Facebook LinkedIn Twitter RSS

As networks gobble up practices, independent doctors fight to survive

By ,
PHOTO/CHRISTOPHER HOLLAND
Dr. Anthony Dippolito in his Bethlehem Township office: ‘I make my own decisions. I don’t have anyone telling me to see a patient every 15 minutes.’
PHOTO/CHRISTOPHER HOLLAND Dr. Anthony Dippolito in his Bethlehem Township office: ‘I make my own decisions. I don’t have anyone telling me to see a patient every 15 minutes.’

When Dr. Anthony Dippolito opened his surgical office in Bethlehem Township more than 30 years ago, private practices such as his were the norm.

In those days, he said, a doctor billed for his service to the insurance company and the hospital would separately bill the insurance company.
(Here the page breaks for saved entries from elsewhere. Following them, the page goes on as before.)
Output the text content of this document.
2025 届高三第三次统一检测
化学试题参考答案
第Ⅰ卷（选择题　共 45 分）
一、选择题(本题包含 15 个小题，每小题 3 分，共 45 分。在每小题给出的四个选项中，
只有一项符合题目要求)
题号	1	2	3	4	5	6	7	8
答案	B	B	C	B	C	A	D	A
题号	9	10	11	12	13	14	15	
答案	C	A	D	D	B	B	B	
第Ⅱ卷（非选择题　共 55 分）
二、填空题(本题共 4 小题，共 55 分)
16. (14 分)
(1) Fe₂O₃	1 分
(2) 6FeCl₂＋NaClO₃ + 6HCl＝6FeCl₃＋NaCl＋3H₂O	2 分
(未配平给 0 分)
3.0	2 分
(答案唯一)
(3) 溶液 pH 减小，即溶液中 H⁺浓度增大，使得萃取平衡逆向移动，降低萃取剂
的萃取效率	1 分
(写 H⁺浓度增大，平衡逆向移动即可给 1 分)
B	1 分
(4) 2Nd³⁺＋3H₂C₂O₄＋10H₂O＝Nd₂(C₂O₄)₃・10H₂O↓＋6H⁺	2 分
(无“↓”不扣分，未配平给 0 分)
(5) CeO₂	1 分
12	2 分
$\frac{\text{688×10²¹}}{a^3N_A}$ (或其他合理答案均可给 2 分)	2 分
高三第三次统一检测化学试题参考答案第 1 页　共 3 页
“There was no real financial relationship between the hospital and the doctors at the time,” he said.

That relationship has changed dramatically over the last two decades in the Greater Lehigh Valley and across the country, as more doctors become salaried employees of large hospital and health systems.

And the trend is accelerating as more health care systems consolidate.

<In 2000, 57 percent of doctors were independent; by 2012 that number dropped to 39 percent, according to Accenture Health Strategy, a global consulting firm.

<Nearly 5,000 independent physician practices were acquired by hospitals in a one-year period beginning in July 2016, according to new data from the Physicians Advocacy Institute, a nonprofit physician-based health care policy organization comprised of leaders from nine state medical associations.

<In 2016, for the first time, less than half of practicing physicians in the United States owned their own practice, according to a survey by the American Medical Association.

In the Lehigh Valley, about half of the members of the Lehigh County Medical Society and the Northampton Medical Society are independent.

In neighboring Berks County, doctors in private practice are rare; nearly all of the Berks County Medical Society’s 600 members are employed by either Tower Health or Penn State Health St. Joseph. Earlier this month, 14 physicians at Berks Cardiologists Ltd. reached an agreement to become Penn State Health employees.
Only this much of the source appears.